Albert Einstein saw himself explaining how God works so he was well in touch with his religious side. Young religious school taught Galileo wanted to be a monk and clergy respected him, then in college his professors gave up on him which helped start an academia feud that reached the pope.
Here below is the author of "Big Bang Theory" the Belgian Roman Catholic priest honorary prelate professor of physics and astronomer at the Catholic University of Leuven, Monsignor Georges Henri Joseph Édouard Lemaître all dressed up to look good for a science photo for the future to remember him by:
User posted image: http://upload.wikimedia.org/wikipedia/commons/thumb/5/52/Lemaitre.jpg/250px-Lemaitre.jpg
http://en.wikipedia.org/wiki/Georges_Lema%C3%AEtre
We also have to remember Sir Isaac Newton, who expected the clergy to see his way of interpreting scripture or else he had to loudly protest until they at least pacified him.
In Massachusetts there is the legend Dr. Reverend Edward Hitchcock who did not have a formal college education. But his self-learning very well educated him and he became president of still world-class Amherst College where he described dinosaur footprints and trace fossils like none had ever done in science before. This was way before modern paleontology and finding the deserts full of dinosaur skeletons so this is a large part of how the science of paleontology began in the Americas.
Below you can see the modern museum/shrine Reverend Hitchcock earned to go with his statue (lower-right of center) with major trace-fossil collection in background at the even bigger and better Natural History Museum they built in his honor:
User posted image: User posted image
https://www.amherst.edu/museums/naturalhist...ultimedia_tours
Here we have a "liberal arts college" yet the most revered science legend of them all is a local reverend who had his own church and what he wrote pertaining to science and religion boils down to the search for the Creator in science that I often talk about.
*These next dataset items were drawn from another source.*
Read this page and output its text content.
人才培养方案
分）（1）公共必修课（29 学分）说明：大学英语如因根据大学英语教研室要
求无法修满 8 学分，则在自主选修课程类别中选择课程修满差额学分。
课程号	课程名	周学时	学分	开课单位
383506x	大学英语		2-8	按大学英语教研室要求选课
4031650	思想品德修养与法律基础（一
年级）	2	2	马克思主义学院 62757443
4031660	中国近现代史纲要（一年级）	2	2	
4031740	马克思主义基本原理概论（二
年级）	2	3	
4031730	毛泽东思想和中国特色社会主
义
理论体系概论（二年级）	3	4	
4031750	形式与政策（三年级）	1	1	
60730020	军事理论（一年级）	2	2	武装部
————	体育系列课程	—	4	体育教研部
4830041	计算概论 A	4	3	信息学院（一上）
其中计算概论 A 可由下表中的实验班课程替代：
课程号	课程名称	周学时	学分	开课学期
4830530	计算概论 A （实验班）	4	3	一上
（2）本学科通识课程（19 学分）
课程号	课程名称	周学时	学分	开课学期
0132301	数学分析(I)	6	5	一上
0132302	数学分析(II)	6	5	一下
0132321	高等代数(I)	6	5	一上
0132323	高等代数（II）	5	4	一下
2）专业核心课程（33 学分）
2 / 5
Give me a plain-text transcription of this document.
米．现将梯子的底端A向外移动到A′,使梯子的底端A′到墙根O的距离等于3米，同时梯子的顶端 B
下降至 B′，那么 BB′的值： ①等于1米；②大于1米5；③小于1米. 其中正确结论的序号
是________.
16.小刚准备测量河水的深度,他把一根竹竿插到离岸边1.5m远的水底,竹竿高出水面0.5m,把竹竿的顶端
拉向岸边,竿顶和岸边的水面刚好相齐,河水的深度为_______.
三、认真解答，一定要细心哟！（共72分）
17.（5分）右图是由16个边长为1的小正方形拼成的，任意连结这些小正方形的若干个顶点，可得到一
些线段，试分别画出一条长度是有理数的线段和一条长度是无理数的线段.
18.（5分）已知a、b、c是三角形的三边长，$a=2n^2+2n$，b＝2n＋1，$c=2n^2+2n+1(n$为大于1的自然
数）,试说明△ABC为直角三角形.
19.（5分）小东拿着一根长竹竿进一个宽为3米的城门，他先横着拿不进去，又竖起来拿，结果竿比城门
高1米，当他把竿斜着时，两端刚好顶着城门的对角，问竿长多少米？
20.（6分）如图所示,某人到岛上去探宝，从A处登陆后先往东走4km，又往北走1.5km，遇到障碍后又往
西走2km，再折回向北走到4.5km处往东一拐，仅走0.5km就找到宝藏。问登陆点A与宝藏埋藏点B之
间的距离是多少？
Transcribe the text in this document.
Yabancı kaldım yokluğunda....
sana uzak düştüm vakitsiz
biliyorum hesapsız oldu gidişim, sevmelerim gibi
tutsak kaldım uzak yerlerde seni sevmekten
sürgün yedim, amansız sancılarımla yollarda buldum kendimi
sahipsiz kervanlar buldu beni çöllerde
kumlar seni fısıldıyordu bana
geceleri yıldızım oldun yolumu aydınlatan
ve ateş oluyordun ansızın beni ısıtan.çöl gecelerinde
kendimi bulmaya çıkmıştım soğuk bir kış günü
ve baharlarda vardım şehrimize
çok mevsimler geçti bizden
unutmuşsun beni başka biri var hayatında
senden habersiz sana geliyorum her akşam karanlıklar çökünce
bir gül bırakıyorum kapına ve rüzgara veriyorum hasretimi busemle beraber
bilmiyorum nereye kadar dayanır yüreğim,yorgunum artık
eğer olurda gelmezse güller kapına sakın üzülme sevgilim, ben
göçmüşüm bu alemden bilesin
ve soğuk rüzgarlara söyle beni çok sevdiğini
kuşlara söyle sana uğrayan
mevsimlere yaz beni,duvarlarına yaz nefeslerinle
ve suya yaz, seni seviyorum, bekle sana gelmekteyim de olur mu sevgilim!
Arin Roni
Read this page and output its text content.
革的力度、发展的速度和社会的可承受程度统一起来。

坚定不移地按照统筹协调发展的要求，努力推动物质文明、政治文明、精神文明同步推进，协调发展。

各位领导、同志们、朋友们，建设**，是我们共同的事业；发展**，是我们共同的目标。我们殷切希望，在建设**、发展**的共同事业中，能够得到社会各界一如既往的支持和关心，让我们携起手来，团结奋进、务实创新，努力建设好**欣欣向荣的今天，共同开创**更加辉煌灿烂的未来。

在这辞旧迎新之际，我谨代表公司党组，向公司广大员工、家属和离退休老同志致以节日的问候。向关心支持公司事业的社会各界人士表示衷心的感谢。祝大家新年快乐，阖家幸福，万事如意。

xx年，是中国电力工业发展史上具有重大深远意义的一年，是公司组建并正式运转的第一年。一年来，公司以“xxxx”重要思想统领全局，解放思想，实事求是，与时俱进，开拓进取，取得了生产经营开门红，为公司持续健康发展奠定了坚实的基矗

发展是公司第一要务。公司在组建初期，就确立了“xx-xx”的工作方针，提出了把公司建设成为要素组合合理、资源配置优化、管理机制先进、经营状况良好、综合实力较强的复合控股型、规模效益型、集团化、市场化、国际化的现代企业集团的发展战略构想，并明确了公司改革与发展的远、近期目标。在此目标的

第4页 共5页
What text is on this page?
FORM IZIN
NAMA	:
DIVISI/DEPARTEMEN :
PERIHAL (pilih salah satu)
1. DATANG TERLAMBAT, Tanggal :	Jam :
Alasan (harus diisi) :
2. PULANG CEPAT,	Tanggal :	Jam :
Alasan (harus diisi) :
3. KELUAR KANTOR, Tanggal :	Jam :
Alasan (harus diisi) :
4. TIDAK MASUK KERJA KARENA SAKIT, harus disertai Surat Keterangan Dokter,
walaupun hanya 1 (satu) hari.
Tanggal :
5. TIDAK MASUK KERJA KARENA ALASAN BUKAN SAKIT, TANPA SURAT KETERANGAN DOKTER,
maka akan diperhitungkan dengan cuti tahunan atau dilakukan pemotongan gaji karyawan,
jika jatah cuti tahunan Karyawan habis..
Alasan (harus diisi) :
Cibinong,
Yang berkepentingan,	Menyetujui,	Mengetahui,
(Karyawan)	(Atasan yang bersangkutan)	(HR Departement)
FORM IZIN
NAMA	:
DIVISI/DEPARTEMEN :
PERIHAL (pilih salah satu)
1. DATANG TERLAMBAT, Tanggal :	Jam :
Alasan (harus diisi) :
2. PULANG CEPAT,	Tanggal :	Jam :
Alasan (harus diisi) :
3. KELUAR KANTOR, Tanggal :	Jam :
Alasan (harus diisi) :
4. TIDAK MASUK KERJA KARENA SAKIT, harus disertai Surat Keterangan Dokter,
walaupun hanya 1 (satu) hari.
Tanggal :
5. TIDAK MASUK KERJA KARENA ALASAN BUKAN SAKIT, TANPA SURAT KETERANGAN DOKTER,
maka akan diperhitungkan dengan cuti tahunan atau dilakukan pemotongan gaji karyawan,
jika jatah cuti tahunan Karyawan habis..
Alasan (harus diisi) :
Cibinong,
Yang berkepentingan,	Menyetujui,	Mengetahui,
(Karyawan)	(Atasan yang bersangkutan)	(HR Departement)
What they have of value is not something they believe one way or another, it is something that is discovered that produces scientific information that brings that human search a little further along the path they are traveling that leads to where all people want to go too. Scientists from all over the world come to what is essentially his shrine, to study his collection.
There is no doubt we can keep the faith and still be a science leader. Science more than has a place for those who have a very religious way of seeing things. These are the people who science most admirably remembers and always will. Therefore those with a healthy religious side are not the exception, we still rule!